The record ended with a hissing.

"You're tired, son," said Dad. He waved his pipe. "You and Ed go on upstairs. Your old bedroom is wait­ing for you."

"The old one?"

"The brass bed and all," laughed Edward.

"But I should report my men in."

"Why?" Mother was logical.

"Why? Well, I don't know. No reason, I guess. No, none at all. What's the difference?" He shook his head. "I'm not being very logical these days."

"Good night, son." She kissed his cheek. "‘Night, Mom."

"Sleep tight, son." Dad shook his hand.

"Same to you, Pop."

"It's good to have you home."

"It's good to be home."

He left the land of cigar smoke and perfume and books and gentle light and ascended the stairs, talking, talking with Edward. Edward pushed a door open and there was the yellow brass bed and the old semaphore banners from college days and a very musty raccoon coat which he petted with strange, muted affection. "It's too much," he said faintly. "Like being in a thunder shower without an umbrella. I'm soaked to the skin with emotion. I'm numb. I'm tired."

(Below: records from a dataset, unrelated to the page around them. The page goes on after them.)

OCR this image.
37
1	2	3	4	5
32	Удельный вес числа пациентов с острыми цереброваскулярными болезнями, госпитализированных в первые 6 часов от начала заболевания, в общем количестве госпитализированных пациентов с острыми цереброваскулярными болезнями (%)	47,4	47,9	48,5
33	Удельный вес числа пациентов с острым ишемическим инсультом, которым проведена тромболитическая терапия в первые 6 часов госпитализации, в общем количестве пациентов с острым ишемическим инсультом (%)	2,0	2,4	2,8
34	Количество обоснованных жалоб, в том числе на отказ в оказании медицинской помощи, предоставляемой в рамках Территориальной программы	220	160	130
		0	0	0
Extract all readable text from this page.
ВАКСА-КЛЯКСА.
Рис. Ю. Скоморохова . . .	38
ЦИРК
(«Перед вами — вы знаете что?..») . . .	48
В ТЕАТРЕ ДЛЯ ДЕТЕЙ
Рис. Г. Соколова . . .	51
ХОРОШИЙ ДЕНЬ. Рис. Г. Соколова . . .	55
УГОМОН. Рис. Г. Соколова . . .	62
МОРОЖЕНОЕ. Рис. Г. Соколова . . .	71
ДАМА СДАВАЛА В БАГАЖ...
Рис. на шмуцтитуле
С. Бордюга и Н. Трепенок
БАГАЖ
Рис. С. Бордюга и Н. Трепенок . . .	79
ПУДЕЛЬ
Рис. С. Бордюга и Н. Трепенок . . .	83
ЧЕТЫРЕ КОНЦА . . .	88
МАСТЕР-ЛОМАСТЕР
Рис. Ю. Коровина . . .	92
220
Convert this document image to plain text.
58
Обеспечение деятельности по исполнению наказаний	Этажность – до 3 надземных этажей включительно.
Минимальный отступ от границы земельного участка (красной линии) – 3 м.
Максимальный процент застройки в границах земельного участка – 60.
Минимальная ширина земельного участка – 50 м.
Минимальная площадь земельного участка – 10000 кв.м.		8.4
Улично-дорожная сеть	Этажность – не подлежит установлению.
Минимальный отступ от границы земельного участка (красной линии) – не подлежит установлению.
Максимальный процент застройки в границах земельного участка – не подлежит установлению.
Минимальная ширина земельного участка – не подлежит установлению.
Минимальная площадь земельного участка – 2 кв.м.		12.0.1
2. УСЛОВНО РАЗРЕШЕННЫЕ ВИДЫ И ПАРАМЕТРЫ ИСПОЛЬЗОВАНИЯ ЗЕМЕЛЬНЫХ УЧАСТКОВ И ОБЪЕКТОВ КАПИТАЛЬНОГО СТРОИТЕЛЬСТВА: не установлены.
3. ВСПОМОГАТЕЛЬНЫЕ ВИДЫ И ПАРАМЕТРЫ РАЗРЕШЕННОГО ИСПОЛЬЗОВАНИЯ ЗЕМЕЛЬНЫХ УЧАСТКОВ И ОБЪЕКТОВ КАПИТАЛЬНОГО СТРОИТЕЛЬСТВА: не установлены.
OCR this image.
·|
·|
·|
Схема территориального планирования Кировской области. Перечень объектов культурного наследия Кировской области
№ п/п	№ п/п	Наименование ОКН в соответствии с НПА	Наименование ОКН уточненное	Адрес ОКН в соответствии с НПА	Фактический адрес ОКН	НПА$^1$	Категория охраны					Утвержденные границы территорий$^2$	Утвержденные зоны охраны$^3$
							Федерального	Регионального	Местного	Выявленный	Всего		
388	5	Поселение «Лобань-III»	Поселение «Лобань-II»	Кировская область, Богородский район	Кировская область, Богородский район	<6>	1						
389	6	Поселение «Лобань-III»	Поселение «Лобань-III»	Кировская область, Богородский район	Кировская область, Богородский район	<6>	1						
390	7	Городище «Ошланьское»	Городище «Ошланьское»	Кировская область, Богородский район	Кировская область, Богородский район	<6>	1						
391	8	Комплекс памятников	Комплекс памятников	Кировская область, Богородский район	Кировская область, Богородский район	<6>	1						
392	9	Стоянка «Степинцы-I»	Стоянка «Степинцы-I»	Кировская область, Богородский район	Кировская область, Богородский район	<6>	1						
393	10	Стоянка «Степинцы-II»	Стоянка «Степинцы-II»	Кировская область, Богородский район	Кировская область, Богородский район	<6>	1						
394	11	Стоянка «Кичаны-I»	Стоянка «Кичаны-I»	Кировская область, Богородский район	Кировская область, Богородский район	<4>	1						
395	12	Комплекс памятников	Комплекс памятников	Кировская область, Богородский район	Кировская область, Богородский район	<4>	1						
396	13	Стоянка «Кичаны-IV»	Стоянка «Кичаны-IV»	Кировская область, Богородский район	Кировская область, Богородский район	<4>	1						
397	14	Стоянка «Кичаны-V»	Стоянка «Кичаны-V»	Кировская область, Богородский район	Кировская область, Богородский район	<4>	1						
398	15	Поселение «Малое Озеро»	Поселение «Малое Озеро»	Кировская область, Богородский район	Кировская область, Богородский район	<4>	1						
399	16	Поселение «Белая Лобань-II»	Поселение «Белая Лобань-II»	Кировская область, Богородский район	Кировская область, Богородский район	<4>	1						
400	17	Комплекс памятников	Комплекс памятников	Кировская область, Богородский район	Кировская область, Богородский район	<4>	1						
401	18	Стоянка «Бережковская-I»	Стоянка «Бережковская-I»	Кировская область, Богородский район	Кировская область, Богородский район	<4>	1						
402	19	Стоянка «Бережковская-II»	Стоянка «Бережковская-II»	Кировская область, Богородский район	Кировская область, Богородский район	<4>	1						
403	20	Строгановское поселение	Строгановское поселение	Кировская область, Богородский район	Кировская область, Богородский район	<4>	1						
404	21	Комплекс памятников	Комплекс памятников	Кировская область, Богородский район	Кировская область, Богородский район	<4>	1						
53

"A night's sleep between cool clean sheets for you, my bucko." Edward slapped wide the snowy linens and flounced the pillows. Then he put up a window and let the night blooming jasmine float in. There was moonlight and the sound of distant dancing and whispering.

"So this is Mars," said the captain undressing.

"So this is Mars." Edward undressed in idle, leisurely moves, drawing his shirt off over his head, revealing golden shoulders and the good muscular neck.

The lights were out, they were into bed, side by side, as in the days, how many decades ago? The captain lolled and was nourished by the night wind pushing the lace curtains out upon the dark room air. Among the trees, upon a lawn, someone had cranked up a portable phono­graph and now it was playing softly, "I'll be loving you, always, with a love that's true, always."

The thought of Anna came to his mind. "Is Anna here?"

His brother, lying straight out in the moonlight from the window, waited and then said, "Yes. She's out of town. But she'll be here in the morning."

The captain shut his eyes. "I want to see Anna very much?"

The room was square and quiet except for their breath­ing. "Good night, Ed."

A pause. "Good night, John."

He lay peacefully, letting his thoughts float. For the first time the stress of the day was moved aside, all of the excitement was calmed. He could think logically now. It had all been emotion. The bands playing, the sight of familiar faces, the sick pounding of your heart. But now…

How? He thought. How was all this made? And why? For what purpose? Out of the goodness of some kind God? Was God, then, really that fine and thoughtful of his children? How and why and what for?

He thought of the various theories advanced in the first heat of the afternoon by Hinkston and Lustig. He let all kinds of new theories drop in lazy pebbles down through his mind, as through a dark water, now, turning, throw­ing out dull flashes of white light. Mars. Earth. Mom.

Dad Edward. Mars. Martians.

Who had lived here a thousand years ago on Mars? Martians? Or had this always been like this? Martians. He repeated the word quietly, inwardly.